Today we continued what we started in the village of Bismona: putting Bibles in the hands of people who have never even been able to read the Gospel in their primary language. Our first stop was a new neighborhood in Puerto Cabezas (considered the capital for the Miskitu people). While a good percentage of people in Puerto Cabezas speak Spanish, people in poorer neighborhoods who are a further distance from what schools exist often speak mainly Miskitu. This was the case with this specific neighborhood, and as such, Santiago had to do the majority of the talking. As we distributed Bibles to families underneath the shelter of a tin roof that serves as the meeting place for a church, rain began to fall and still more adults and children flooded in. We passed out the 60 Bibles we had brought and, overwhelmed and slightly surprised by the amount of kids in the neighborhood, we decided that we would return the next day to do games, Gospel bracelets, and Bible stories with them.

We continued to another church in a neighboring barrio and as our taxi driver prayed for everyone, one man said something that really put some weight on what these gifts really meant. He thanked God for the blessing of the Bibles we had brought, saying there was no way he could ever afford to buy one, and expressed joy that he could finally get to know who the Lord is. Even while handing out God’s word, I forget the reality of my privilege that I live in constantly: having money that I constantly spend on worthless things, having access to the Bible wherever I go and not digging into it nearly as much as I know I should. Witnessing the passion that people here have to learn about God is humbling and really a wake up call to my own lackadaisical attitude.

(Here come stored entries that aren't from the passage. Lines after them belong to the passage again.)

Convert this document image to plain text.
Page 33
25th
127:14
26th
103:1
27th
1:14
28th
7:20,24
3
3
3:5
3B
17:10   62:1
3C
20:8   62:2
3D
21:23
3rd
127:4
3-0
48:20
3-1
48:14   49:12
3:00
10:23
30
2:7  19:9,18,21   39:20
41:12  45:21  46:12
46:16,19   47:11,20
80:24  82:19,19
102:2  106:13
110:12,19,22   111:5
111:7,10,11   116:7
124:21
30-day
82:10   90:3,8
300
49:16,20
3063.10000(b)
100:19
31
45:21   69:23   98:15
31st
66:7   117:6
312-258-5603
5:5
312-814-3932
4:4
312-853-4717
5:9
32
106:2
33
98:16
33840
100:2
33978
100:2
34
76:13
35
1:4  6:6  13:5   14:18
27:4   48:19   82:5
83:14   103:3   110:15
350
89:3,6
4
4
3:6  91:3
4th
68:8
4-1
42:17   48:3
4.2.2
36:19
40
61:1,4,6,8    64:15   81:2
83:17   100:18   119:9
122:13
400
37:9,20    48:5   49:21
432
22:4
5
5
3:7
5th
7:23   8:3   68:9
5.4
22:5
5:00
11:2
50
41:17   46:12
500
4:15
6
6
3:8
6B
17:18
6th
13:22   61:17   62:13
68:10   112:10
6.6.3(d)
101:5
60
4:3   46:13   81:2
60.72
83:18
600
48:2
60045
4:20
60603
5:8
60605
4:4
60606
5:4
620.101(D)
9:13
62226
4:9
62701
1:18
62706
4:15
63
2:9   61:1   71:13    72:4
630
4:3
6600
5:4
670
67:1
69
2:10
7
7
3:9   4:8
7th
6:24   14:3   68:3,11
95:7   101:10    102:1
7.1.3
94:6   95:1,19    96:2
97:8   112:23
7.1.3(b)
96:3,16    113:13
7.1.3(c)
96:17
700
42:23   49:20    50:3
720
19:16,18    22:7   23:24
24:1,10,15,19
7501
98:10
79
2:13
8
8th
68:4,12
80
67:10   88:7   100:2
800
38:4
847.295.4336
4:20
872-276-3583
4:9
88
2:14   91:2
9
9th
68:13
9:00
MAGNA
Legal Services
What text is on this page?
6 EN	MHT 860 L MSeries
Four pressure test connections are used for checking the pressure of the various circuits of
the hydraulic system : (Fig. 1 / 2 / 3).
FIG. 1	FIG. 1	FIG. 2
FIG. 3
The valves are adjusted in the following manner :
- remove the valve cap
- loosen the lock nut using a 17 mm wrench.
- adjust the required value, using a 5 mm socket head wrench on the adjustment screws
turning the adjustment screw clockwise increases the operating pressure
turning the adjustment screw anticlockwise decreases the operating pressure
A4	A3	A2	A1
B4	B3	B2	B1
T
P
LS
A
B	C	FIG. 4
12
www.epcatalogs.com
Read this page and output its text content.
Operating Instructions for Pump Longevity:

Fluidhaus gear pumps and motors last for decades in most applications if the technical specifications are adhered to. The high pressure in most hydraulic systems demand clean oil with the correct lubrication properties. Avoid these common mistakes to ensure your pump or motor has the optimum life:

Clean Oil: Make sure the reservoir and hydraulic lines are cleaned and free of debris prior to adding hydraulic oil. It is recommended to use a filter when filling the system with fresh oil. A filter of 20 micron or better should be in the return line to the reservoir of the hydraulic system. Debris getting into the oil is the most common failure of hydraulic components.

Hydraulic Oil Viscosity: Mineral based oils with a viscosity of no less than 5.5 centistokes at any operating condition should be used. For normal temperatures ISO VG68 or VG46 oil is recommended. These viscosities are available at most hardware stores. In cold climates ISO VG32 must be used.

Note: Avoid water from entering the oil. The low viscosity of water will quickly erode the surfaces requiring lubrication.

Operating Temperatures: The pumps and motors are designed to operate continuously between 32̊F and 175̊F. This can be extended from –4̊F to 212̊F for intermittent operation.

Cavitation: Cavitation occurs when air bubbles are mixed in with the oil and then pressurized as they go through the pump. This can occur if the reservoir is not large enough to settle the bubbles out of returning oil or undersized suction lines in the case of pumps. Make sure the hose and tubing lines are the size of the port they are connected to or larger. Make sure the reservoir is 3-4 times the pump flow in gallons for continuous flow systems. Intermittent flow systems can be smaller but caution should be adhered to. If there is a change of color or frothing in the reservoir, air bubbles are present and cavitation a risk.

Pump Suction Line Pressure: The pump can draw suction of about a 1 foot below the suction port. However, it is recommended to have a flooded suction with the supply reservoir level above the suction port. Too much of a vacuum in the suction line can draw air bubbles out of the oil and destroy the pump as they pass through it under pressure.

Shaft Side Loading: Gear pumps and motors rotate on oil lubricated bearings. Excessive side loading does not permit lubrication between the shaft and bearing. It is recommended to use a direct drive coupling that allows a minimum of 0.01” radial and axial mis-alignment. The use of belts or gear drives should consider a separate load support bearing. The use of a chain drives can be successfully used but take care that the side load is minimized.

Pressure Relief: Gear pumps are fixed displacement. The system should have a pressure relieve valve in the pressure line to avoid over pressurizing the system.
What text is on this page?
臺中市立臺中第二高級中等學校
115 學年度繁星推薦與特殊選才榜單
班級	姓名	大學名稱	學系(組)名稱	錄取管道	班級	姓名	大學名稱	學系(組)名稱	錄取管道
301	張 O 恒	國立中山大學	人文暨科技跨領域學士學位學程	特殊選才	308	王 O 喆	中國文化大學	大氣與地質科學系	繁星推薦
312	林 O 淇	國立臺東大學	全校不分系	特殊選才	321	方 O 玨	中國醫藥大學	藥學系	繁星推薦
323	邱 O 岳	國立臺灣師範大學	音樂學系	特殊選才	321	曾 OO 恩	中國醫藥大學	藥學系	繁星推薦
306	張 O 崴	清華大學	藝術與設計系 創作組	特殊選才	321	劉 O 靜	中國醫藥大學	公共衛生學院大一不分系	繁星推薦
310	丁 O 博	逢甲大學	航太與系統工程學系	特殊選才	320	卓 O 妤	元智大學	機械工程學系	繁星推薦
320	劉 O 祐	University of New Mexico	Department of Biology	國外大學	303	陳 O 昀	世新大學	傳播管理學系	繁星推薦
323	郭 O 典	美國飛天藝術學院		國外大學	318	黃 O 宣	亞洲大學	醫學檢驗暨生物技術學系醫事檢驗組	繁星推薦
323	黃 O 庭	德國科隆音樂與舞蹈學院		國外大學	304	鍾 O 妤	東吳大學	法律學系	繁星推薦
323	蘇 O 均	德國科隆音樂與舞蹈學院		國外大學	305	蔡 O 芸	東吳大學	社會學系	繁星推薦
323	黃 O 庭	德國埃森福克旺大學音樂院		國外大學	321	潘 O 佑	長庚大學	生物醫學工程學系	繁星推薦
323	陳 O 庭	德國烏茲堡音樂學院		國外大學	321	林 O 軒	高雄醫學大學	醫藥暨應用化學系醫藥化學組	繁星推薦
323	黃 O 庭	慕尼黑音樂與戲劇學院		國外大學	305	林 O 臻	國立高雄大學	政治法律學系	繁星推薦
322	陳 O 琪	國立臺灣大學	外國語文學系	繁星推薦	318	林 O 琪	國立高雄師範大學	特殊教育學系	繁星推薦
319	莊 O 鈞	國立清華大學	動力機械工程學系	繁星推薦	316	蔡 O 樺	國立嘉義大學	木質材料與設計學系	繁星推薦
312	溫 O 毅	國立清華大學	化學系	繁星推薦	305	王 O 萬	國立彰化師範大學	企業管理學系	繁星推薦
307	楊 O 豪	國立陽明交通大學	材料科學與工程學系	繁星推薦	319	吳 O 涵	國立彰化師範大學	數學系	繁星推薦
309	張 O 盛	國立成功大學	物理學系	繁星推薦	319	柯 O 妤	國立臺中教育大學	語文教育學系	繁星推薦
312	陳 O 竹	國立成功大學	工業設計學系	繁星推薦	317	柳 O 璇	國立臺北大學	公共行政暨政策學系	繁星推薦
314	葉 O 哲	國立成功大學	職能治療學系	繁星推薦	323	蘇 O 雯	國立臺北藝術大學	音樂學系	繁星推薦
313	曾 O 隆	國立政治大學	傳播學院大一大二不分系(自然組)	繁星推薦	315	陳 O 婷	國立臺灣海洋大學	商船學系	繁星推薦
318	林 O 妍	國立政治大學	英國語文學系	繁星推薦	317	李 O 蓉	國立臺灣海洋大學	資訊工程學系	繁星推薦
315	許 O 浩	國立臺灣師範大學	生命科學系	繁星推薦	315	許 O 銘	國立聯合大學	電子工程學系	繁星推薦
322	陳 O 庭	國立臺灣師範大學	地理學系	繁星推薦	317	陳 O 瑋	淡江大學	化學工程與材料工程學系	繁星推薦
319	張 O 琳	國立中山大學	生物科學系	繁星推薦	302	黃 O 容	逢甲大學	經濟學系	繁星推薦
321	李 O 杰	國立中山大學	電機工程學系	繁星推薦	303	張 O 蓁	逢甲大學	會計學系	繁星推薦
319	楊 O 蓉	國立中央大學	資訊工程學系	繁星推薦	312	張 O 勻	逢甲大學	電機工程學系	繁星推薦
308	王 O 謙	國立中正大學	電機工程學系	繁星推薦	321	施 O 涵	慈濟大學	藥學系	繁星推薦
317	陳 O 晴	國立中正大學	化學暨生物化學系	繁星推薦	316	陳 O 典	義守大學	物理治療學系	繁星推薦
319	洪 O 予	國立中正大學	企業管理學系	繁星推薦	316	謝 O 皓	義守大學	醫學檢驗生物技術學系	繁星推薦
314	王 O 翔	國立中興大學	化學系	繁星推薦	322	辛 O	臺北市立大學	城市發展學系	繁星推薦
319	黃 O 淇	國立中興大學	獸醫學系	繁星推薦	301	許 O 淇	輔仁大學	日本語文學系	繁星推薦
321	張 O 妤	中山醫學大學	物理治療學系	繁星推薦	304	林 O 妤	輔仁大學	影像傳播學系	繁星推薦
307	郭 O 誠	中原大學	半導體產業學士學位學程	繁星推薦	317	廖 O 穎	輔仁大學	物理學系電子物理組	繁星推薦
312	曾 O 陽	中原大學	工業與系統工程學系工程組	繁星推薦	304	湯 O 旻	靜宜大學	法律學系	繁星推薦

We finished out the afternoon by doing a kids program at the Moravian church where we buy Miskitu Bibles from. Something that has been really encouraging to me is that there is not as much division between denominations as I have witnessed in other countries, Guatemala especially but the U.S. struggles with this as well. Santiago travels up and down the coast, working with pastors no matter what denomination they belong to or what theologies they hold. It has been amazing hearing from numerous pastors that because of Santiago and because of our team, they have begun to feel that they are not alone and that in Christ, we truly are united. The unification that Christ has brought us is so beautiful, and we often try to get in the way of that with petty differences that get used divisively. Santiago is a wonderful example for me of someone who truly reflects the humility of Christ and the unity that follows.